By Michelle O’Riordan, Solicitor, Employment and Pensions Unit
The EC Convention on the Law Applicable to Contractual Obligations (1980) originally regulated the situation where a contract could be subject to the laws of two or more EU States. The Convention has now been converted into a Regulation (immediately enforceable in all Member States) which provides that, where there is a choice of law between different Member States, the law that governs the contract is the law which is chosen by the parties. It is for this reason that the words, “This Agreement shall be governed by the laws of Ireland” are included in employment contracts. The Regulation also provides that where there is no choice of law, the applicable law is:-
(i) the law of the country where the employee habitually carries out his work; or
(ii) if the employee does not habitually carry out his work in any one country, by the law of the country in which the employer is situated,
unless it appears from the circumstances as a whole that the contract is more closely connected with another country, in which case the contract shall be governed by the law of that country.
While the applicable law will have implications during employment, it is probably on termination that it can have the most serious consequences. Take the example of an employer based in Ireland who employs an employee who is transferred to another Member State during his employment and who does not have a written contract. The employer then needs to terminate the employment. The employer may proceed to terminate the contact in accordance with Irish law. However, in these circumstances, the governing law will now be the law of the country as determined in accordance with the Regulation. If the employer does not also abide by the law of this other country when terminating the contract, he leaves himself open to a claim by the employee in that other country.
While a choice of law clause gives the greatest certainty, the Regulation also provides that the mandatory rules of a country may apply if the contract has a close connection to that country. Mandatory rules are such entitlements and statutory protection that the parties cannot contract out of. Consequently, even where there is a choice of law, where an employee’s contract has a close connection to another EU Member State, the employer should ensure that the mandatory rules of that country are also compiled with both during and on termination of the employment.
The position of employees who are temporarily transferred from one EU Member State to another is covered by directive 96/71/EC which was transposed into Irish law by section 20 of the Protection of Employees (Part Time Work) Act 2003. This provides that any such employee should enjoy the benefit of the basic employment law entitlements afforded to employees of the Member State to which he has been temporarily transferred. This directive was considered by the Employment Appeals Tribunal in a recent case. In that case, the employee was employed by a UK company and later transferred to Ireland.
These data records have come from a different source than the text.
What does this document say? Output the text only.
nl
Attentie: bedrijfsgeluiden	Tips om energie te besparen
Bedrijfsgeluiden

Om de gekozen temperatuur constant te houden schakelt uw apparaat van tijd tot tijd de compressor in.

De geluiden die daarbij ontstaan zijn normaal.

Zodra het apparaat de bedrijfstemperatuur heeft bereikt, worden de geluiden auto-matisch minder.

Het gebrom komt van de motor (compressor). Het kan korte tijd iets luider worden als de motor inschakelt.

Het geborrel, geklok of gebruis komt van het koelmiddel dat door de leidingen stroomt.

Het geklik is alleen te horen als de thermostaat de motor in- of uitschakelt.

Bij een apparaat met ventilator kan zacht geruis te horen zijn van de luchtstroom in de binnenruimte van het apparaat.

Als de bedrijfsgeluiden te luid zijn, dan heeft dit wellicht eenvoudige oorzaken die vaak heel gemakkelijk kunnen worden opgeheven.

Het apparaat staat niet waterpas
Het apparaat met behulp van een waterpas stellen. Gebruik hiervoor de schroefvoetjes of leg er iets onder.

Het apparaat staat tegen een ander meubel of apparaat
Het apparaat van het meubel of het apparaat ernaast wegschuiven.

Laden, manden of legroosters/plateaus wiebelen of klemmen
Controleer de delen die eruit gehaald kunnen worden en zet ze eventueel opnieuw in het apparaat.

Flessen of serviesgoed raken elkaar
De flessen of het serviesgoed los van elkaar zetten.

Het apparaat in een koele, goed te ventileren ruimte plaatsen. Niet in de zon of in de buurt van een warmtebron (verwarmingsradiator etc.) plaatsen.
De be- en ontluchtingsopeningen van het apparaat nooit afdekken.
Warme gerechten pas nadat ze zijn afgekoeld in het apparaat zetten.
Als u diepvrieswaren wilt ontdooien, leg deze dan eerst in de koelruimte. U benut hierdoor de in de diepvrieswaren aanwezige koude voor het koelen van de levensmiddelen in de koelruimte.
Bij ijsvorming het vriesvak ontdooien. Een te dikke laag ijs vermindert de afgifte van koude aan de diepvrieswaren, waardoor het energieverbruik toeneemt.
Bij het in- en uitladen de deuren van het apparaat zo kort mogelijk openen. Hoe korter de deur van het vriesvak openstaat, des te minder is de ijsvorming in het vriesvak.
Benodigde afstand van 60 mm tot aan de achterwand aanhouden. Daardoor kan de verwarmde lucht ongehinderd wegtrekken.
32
The Claimant argued that the directive meant that he was entitled to the benefit of the Unfair Dismissals Acts 1977 – 2007. He succeeded in proving this and was awarded the sum of €280,000. This is indicative of the type of awards that can be made where an employer embarks on the termination of a contract without considering what the applicable law is. In that particular case, it was a very costly lesson and employers of employees who have been transferred abroad should carefully consider whether that transfer could have implications for the law applicable to the contract.
Employment contracts can specify that the laws of Ireland will apply to the contract
An EU Regulation specifies which country’s law will apply when the contract does not specify and in other circumstances
Employees transferred to other EU Member States may have their contract governed by other Member States national laws
Legal advice should always be sought by employers when their employees are transferred to different Member States regarding which the applicable law.